When establishing a special needs trust, one of the most important decisions you will need to make is the selection of the trustee.
— Bryan Gorman
Vice President, Wealth Management / Trust
TheBANK of Edwardsville
When establishing a special needs trust (SNT), selecting a credible and reliable trustee is extremely important. The purpose of an SNT is to supplement a disabled person’s government benefits by paying for non-covered medical services or equipment. SNTs are commonly used to pay for personal care attendants, education, home furnishings, out-of-pocket medical and dental expenses, recreation, vehicles and physical rehabilitation, as well as common necessities such as a cellphone. Most importantly, a special needs trust helps to enrich the beneficiary’s life and make it more enjoyable.
Therefore, a trustee should be adept at managing accounts, bills, taxes and other financial matters and at allocating money to these needs in an efficient manner. Additionally, it’s often wise to work with someone who has a personal connection and commitment to the beneficiary and his or her interests and needs.
When evaluating trustee candidates, consider the four key factors below.
Competence, Knowledge and Experience
Often, proceeds from a disability settlement are not enough to cover ongoing medical expenses related to the injury. Missteps can cause a beneficiary to lose needs-based benefits such as Medicaid, Medicare and Supplemental Security Income. The trustee must thoroughly understand these programs and how to satisfy the qualification requirements.
Conflicts of Interest
The trustee should never act in her or her own interest when making decisions regarding the allocation of funds.
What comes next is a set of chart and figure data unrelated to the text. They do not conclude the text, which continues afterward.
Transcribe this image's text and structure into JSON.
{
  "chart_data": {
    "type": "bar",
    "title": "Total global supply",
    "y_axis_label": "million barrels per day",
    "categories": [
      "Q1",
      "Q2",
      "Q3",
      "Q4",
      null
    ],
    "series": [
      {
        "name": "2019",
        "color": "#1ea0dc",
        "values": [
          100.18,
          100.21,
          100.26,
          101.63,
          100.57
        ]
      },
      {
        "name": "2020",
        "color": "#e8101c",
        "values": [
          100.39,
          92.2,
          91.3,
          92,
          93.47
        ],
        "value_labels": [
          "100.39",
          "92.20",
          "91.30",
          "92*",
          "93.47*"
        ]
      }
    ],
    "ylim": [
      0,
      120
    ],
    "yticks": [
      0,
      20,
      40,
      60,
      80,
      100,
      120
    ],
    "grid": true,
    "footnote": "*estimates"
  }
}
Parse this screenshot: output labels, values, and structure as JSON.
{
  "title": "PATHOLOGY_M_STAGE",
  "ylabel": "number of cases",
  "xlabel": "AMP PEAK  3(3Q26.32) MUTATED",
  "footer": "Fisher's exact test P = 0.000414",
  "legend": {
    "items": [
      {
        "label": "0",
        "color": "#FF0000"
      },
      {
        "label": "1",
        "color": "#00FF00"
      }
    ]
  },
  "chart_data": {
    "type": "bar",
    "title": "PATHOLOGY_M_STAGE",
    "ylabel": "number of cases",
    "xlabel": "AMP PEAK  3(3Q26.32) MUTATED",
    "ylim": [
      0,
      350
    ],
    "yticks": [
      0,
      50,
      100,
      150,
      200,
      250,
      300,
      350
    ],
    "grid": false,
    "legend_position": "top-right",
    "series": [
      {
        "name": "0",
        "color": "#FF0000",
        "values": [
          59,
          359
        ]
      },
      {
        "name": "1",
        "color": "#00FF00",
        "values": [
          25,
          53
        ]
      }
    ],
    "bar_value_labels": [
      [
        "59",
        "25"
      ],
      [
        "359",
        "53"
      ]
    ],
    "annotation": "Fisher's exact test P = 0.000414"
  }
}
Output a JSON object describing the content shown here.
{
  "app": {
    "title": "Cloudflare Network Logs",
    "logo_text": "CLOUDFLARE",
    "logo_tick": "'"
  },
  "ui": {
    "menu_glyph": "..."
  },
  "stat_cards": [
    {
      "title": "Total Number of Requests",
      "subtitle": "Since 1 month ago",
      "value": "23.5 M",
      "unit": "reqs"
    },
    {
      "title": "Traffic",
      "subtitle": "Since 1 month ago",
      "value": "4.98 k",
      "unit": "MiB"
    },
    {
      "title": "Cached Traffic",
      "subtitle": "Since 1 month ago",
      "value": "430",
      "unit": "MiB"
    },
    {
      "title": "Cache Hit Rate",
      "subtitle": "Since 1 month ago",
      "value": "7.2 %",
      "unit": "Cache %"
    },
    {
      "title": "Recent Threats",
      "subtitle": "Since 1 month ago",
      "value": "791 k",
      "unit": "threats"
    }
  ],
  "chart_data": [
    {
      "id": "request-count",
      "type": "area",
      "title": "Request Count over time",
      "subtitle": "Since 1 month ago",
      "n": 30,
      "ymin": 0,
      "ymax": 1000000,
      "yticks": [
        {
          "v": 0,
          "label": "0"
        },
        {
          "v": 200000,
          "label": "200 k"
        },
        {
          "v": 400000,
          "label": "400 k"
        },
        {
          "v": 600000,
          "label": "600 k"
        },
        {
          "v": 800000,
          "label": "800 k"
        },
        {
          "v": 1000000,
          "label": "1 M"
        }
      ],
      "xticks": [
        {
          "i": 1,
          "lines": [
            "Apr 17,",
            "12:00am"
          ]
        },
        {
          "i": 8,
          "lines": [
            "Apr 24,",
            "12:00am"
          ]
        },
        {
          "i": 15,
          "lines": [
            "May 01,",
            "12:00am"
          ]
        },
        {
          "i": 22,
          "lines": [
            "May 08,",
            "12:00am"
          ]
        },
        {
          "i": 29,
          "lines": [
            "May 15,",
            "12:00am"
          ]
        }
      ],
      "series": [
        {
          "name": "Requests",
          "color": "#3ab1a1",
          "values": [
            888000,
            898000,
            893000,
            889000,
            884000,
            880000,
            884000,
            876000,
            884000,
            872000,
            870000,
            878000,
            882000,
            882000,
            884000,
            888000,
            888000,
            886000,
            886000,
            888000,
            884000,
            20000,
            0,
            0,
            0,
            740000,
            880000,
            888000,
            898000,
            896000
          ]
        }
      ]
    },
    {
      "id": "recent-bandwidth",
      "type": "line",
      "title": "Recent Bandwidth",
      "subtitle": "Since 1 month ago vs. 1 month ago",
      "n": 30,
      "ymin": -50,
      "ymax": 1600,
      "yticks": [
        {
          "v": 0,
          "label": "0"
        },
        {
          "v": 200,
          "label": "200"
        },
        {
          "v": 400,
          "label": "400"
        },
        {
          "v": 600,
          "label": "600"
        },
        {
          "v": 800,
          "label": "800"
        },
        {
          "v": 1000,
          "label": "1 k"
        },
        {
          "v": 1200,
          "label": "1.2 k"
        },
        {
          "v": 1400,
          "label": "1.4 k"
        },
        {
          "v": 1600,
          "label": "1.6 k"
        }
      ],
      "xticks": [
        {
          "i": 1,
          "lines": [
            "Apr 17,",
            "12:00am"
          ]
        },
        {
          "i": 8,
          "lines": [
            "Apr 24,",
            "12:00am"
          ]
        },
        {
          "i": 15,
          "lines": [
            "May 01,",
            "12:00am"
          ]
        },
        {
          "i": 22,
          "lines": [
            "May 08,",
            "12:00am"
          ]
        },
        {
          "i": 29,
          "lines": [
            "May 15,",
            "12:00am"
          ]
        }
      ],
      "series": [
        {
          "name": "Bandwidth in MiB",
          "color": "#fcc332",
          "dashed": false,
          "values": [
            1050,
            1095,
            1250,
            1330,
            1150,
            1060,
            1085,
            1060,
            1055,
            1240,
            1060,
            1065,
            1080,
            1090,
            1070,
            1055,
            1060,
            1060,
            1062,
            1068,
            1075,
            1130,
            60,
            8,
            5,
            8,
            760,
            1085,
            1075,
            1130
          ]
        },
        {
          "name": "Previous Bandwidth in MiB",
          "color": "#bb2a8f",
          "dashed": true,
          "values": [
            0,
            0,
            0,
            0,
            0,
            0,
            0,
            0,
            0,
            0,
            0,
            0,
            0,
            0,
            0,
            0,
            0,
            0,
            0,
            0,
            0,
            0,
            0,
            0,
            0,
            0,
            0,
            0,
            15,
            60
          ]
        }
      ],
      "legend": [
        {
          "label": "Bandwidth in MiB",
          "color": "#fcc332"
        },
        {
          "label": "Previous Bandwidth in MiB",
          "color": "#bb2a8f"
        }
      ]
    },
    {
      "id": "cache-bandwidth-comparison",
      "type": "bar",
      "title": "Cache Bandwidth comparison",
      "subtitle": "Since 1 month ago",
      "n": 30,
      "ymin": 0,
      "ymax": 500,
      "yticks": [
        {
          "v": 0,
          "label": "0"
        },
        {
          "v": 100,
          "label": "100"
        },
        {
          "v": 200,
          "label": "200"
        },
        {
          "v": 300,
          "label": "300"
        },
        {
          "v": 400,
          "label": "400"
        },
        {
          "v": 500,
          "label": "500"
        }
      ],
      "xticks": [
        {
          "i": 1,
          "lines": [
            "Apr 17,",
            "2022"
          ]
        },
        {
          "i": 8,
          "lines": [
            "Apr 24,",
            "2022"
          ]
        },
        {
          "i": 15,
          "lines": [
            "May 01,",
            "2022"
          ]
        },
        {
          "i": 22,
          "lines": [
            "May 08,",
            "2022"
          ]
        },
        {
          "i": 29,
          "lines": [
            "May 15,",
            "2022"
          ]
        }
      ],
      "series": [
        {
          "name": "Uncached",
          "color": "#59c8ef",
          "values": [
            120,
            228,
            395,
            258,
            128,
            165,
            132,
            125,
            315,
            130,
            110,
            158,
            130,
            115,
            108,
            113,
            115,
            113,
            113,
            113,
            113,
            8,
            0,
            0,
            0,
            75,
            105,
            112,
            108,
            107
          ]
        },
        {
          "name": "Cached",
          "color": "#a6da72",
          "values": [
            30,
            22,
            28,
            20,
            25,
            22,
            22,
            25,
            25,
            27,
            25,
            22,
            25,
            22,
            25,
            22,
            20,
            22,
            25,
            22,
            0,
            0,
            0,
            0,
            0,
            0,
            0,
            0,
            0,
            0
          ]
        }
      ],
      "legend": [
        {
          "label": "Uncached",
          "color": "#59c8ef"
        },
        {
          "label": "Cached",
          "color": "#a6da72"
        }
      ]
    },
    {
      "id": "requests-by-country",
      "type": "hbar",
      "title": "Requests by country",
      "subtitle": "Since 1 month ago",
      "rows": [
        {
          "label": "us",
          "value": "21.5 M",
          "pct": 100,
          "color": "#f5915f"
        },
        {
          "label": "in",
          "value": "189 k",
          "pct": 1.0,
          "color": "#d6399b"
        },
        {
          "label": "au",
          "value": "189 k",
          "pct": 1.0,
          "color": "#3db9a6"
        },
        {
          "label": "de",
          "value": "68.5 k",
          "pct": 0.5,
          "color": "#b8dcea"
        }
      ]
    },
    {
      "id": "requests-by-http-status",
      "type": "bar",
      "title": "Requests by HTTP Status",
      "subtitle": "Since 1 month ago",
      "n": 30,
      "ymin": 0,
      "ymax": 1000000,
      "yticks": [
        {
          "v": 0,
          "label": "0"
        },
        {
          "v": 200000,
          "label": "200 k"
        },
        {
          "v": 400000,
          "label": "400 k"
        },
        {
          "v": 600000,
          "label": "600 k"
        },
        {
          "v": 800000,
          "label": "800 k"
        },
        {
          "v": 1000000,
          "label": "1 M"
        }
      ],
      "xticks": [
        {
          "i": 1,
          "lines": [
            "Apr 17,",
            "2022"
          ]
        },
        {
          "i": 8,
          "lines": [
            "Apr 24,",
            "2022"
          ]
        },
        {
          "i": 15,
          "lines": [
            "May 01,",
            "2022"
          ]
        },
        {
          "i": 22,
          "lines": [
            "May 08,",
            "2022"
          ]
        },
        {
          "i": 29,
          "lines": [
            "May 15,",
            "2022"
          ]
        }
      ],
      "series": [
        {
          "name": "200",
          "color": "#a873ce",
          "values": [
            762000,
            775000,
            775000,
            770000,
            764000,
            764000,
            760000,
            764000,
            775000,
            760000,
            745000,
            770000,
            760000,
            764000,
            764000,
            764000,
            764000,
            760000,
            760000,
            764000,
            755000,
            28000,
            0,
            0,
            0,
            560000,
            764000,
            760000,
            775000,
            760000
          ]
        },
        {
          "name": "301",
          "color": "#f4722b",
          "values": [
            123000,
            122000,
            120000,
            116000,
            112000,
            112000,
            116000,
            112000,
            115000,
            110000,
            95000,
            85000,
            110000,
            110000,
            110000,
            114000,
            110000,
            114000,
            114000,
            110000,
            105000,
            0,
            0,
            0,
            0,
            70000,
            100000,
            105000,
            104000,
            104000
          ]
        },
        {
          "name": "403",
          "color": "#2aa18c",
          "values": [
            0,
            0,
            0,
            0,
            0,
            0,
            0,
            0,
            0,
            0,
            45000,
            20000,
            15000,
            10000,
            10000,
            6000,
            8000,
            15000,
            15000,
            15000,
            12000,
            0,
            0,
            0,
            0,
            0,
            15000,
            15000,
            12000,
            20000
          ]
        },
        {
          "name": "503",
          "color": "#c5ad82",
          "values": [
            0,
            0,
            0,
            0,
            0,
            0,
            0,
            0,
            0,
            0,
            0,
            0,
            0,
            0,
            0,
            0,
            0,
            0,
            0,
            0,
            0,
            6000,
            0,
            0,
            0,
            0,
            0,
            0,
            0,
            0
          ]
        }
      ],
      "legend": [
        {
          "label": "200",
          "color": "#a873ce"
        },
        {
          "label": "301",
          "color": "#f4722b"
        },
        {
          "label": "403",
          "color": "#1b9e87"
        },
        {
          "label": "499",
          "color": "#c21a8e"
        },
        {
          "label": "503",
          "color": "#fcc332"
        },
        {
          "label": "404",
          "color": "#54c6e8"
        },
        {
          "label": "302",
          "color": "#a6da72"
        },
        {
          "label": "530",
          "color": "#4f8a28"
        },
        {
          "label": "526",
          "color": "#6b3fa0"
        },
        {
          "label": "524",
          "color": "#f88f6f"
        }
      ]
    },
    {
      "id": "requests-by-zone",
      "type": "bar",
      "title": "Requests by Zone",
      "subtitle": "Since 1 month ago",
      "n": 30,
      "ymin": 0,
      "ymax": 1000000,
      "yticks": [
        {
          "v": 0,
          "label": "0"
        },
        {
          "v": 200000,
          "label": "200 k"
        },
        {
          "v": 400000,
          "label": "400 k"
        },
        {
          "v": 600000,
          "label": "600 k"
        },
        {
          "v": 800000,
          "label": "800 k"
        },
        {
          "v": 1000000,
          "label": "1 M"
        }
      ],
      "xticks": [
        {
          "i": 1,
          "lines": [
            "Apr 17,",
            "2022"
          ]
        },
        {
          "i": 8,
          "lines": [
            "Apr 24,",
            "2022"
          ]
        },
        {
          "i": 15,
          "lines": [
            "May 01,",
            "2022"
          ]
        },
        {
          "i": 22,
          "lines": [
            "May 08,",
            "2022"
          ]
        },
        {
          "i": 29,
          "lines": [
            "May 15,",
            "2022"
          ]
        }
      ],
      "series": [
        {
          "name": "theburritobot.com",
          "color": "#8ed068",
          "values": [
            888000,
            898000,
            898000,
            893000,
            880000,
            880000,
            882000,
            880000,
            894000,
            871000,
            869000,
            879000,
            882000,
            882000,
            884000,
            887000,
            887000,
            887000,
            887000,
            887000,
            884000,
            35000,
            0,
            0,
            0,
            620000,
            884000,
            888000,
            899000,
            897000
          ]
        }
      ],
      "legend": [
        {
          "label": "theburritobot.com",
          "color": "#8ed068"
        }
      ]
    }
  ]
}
These decisions should be based solely on the best interest of the beneficiary. Additionally, SNTs contain Trust Protector Language that allows a professional trustee to be removed with no questions asked. The trustee should be comfortable with this language, which keeps the family as the client.
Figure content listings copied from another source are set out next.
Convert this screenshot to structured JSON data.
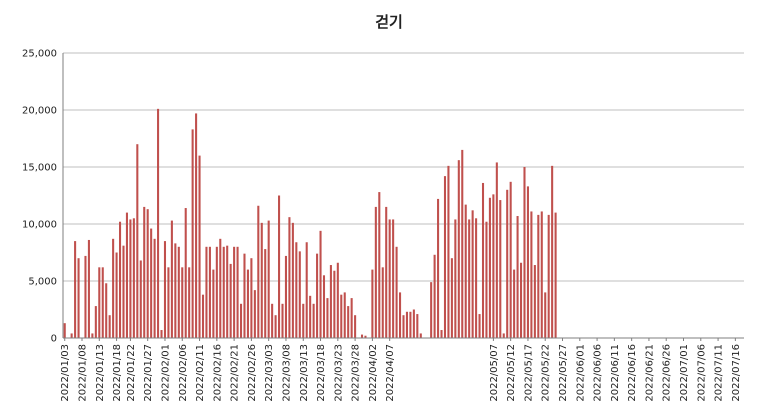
{
  "chart_data": {
    "type": "bar",
    "title": "걷기",
    "xlabel": "",
    "ylabel": "",
    "ylim": [
      0,
      25000
    ],
    "yticks": [
      0,
      5000,
      10000,
      15000,
      20000,
      25000
    ],
    "ytick_labels": [
      "0",
      "5,000",
      "10,000",
      "15,000",
      "20,000",
      "25,000"
    ],
    "grid": true,
    "legend": "none",
    "bar_color": "#c0504d",
    "x_start": "2022-01-03",
    "x_end": "2022-07-18",
    "tick_labels": [
      "2022/01/03",
      "2022/01/08",
      "2022/01/13",
      "2022/01/18",
      "2022/01/22",
      "2022/01/27",
      "2022/02/01",
      "2022/02/06",
      "2022/02/11",
      "2022/02/16",
      "2022/02/21",
      "2022/02/26",
      "2022/03/03",
      "2022/03/08",
      "2022/03/13",
      "2022/03/18",
      "2022/03/23",
      "2022/03/28",
      "2022/04/02",
      "2022/04/07",
      "2022/05/07",
      "2022/05/12",
      "2022/05/17",
      "2022/05/22",
      "2022/05/27",
      "2022/06/01",
      "2022/06/06",
      "2022/06/11",
      "2022/06/16",
      "2022/06/21",
      "2022/06/26",
      "2022/07/01",
      "2022/07/06",
      "2022/07/11",
      "2022/07/16"
    ],
    "values": [
      1300,
      0,
      400,
      8500,
      7000,
      0,
      7200,
      8600,
      400,
      2800,
      6200,
      6200,
      4800,
      2000,
      8700,
      7500,
      10200,
      8100,
      11000,
      10400,
      10500,
      17000,
      6800,
      11500,
      11300,
      9600,
      8700,
      20100,
      700,
      8500,
      6200,
      10300,
      8300,
      8000,
      6200,
      11400,
      6200,
      18300,
      19700,
      16000,
      3800,
      8000,
      8000,
      6000,
      8000,
      8700,
      8000,
      8100,
      6500,
      8000,
      8000,
      3000,
      7400,
      6000,
      7000,
      4200,
      11600,
      10100,
      7800,
      10300,
      3000,
      2000,
      12500,
      3000,
      7200,
      10600,
      10100,
      8400,
      7600,
      3000,
      8400,
      3700,
      3000,
      7400,
      9400,
      5500,
      3500,
      6400,
      5900,
      6600,
      3800,
      4000,
      2800,
      3500,
      2000,
      0,
      300,
      200,
      0,
      6000,
      11500,
      12800,
      6200,
      11500,
      10400,
      10400,
      8000,
      4000,
      2000,
      2300,
      2300,
      2500,
      2100,
      400,
      0,
      0,
      4900,
      7300,
      12200,
      700,
      14200,
      15100,
      7000,
      10400,
      15600,
      16500,
      11700,
      10400,
      11200,
      10500,
      2100,
      13600,
      10200,
      12300,
      12600,
      15400,
      12100,
      400,
      13000,
      13700,
      6000,
      10700,
      6600,
      15000,
      13300,
      11100,
      6400,
      10800,
      11100,
      4000,
      10800,
      15100,
      11000,
      0,
      0,
      0,
      0,
      0,
      0,
      0,
      0,
      0,
      0,
      0,
      0,
      0,
      0,
      0,
      0,
      0,
      0,
      0,
      0,
      0,
      0,
      0,
      0,
      0,
      0,
      0,
      0,
      0,
      0,
      0,
      0,
      0,
      0,
      0,
      0,
      0,
      0,
      0,
      0,
      0,
      0,
      0,
      0,
      0,
      0,
      0,
      0
    ]
  }
}
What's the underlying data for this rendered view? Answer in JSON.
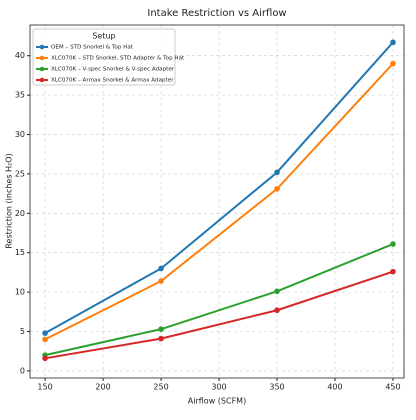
{
  "chart_data": {
    "type": "line",
    "title": "Intake Restriction vs Airflow",
    "x_label": "Airflow (SCFM)",
    "y_label": "Restriction (inches H₂O)",
    "legend_title": "Setup",
    "x": [
      150,
      250,
      350,
      450
    ],
    "series": [
      {
        "name": "OEM – STD Snorkel & Top Hat",
        "color": "#1f77b4",
        "values": [
          4.8,
          13.0,
          25.2,
          41.7
        ]
      },
      {
        "name": "XLC070K – STD Snorkel, STD Adapter & Top Hat",
        "color": "#ff7f0e",
        "values": [
          4.0,
          11.4,
          23.1,
          39.0
        ]
      },
      {
        "name": "XLC070K – V-spec Snorkel & V-spec Adapter",
        "color": "#2ca02c",
        "values": [
          2.0,
          5.3,
          10.1,
          16.1
        ]
      },
      {
        "name": "XLC070K – Armax Snorkel & Armax Adapter",
        "color": "#d62728",
        "values": [
          1.6,
          4.1,
          7.7,
          12.6
        ]
      }
    ],
    "xlim": [
      137,
      459.5
    ],
    "ylim": [
      -0.9,
      43.9
    ],
    "xticks": [
      150,
      200,
      250,
      300,
      350,
      400,
      450
    ],
    "yticks": [
      0,
      5,
      10,
      15,
      20,
      25,
      30,
      35,
      40
    ],
    "grid": true,
    "legend_position": "upper-left"
  }
}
When selecting who should take on this important role, there are several factors you should consider.
Having a good trustee-beneficiary relationship is critical, as communication regarding changing needs should be frequent. A close connection is also important as the trustee is expected to serve the needs of the beneficiary for the duration of the trust.
Individual vs. Corporate Trustees
Given the complexity and longevity of administering a special needs trust, it’s important to weigh whether to select the best-qualified individual or a corporate trustee.
Properly managing a special needs trust means understanding the disabilities of the beneficiary and being able to effectively communicate with a parent, caregiver or guardian, which can require a significant time commitment on the part of the trustee.
A trustee must be able to prudently manage the assets held for the beneficiary’s benefit and understand the governmental regulations and how to work about them. The trustee, whether an individual or corporate institution, should be knowledgeable about what can be paid for through the trust and what shouldn’t, as well as be able to prepare and retain records of earnings and disbursements for tax purposes. A corporate trustee is often better positioned than an individual trustee to effectively administer a special needs trust in a way that is compliant with state and federal laws.